【鴨志田隆之】土浦市は藩政時代から営まれてきた城下町や、商都としての趣を、近隣の地方都市ほどには残せなかった。それでも中城通りの蔵を活かした街並みには、明治草創のそば屋や天ぷら屋が軒を連ねる。土浦城址である亀城公園の存在も、土浦の歴史をとどめておく重要な要素となっている。
街には人のにぎわいや人のなりわいがある。建築はそれらの後ろ盾となって支えるもの。このような考え方から市内に造られた建物がある。
2014年に完成した土浦小学校(同市大手町)だ。校舎設計は水戸市に所在する横須賀満夫建築設計事務所が手がけた。横須賀満夫氏の建築に対する理念が、街と人、にぎわいとなりわいを創造する、あるいは維持継承するというもの。土浦小ではどのようにして設計コンセプトを描いたのか。
横須賀氏は「学校というのは子どもたちの集うにぎわいの場であり、同時に子どもたちを守る堅牢なたたずまいも求められる」とする。「土浦小学校周辺ではちょうど(道路の歴史景観を整備する)歴史の小径整備事業という街づくりも進められていた時期で、亀城公園や旧土浦城址の大手門跡といったキーワードがちりばめられていた」と振り返る。

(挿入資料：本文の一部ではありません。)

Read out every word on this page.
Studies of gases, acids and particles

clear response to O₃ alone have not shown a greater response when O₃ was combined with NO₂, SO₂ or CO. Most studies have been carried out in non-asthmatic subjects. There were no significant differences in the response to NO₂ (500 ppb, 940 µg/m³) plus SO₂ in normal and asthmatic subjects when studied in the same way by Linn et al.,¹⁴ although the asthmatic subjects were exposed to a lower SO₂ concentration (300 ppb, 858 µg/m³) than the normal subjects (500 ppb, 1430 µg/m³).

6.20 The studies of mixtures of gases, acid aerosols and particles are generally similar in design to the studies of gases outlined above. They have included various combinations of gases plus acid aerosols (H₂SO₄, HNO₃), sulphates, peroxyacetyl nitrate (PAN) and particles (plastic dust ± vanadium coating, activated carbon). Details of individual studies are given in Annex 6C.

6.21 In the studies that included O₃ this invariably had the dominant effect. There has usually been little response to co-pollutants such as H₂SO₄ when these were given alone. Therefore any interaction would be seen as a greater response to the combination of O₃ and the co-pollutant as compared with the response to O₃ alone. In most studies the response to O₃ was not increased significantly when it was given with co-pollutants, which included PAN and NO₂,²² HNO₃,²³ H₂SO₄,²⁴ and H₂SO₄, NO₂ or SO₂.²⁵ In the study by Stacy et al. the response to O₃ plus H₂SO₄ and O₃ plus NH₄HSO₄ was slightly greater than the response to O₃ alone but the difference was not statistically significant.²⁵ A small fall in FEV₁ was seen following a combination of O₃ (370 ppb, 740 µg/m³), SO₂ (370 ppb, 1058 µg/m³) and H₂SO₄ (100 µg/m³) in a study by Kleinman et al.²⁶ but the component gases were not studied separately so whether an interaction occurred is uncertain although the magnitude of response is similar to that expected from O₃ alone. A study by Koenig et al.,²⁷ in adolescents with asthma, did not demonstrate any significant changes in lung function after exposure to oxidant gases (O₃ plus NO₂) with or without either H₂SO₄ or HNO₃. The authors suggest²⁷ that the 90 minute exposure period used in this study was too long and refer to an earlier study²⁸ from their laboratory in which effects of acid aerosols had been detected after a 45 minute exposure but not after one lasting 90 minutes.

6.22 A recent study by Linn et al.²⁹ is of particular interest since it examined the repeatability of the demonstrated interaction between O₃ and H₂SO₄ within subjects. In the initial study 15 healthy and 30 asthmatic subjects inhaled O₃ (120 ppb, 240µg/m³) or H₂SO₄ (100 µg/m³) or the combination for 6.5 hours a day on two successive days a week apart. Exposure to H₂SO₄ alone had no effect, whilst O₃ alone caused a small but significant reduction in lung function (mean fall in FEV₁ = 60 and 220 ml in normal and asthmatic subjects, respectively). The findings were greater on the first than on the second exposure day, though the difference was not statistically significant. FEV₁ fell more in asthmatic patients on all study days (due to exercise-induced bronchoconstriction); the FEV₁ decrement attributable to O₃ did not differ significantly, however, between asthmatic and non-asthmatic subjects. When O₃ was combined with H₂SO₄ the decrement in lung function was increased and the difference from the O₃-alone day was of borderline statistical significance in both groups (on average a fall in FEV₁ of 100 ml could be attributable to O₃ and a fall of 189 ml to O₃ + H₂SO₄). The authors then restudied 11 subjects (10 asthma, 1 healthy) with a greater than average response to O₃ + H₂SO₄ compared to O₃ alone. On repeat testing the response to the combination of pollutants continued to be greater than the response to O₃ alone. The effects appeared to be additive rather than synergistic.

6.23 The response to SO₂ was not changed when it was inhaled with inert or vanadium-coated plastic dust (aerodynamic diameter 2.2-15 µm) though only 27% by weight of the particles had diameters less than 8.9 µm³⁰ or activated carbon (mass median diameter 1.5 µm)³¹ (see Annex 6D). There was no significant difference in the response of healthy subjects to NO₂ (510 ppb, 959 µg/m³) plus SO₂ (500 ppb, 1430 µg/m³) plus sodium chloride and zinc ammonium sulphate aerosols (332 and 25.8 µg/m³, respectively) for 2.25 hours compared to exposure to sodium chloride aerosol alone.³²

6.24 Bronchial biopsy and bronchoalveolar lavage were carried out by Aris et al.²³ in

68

「街の歴史を受け継ぐ建物として、勾配屋根の連なりや昔ながらの生け垣、塀、門構えを配置して動線を誘導し、校舎自体は鉄筋コンクリートだけれど、木の風合いも取り入れている」と話す。
教室の窓の外に日よけや目隠しとして設置したルーバー(細長い板を隙間をあけて平行に組んだもの)には特に力を入れたという。同小近隣の建築にも縦格子をモチーフとしたルーバーが見られた。歴史の蓄積を重視しながらも、極端に土着的なデザインは避けたいと考え、同市の街なかの景観にアクセントを加えた。同校舎は、第28回茨城建築文化賞県知事賞、2015年まちづくりグリーンリボン賞、日本建築家協会優秀建築選2015といった賞を受けている。
横須賀氏は建築士という自身のなりわいを経て、あるとき「日本の街並みは単一の非連続的な建築が過密し、街の景観も地域性もだめにしていた。それは建築家の責任でもある」と気づいたという。
学校建築は、ある意味閉鎖された敷地の中に収められるため機能性重視で論じることができるが、土浦小学校は能動的に街との接点を見出した建築だ。そして「学び舎」というなりわいが、後世、大人になった卒業生たちに語り継がれ、その子どもたちが通い続ける。(終わり)
◆土浦小学校 土浦市大手町13-32。2014年2月リニューアル。敷地面積1万5840平方メートル。校舎は鉄筋コンクリート造3階建て、延べ床面積8160平方メートル。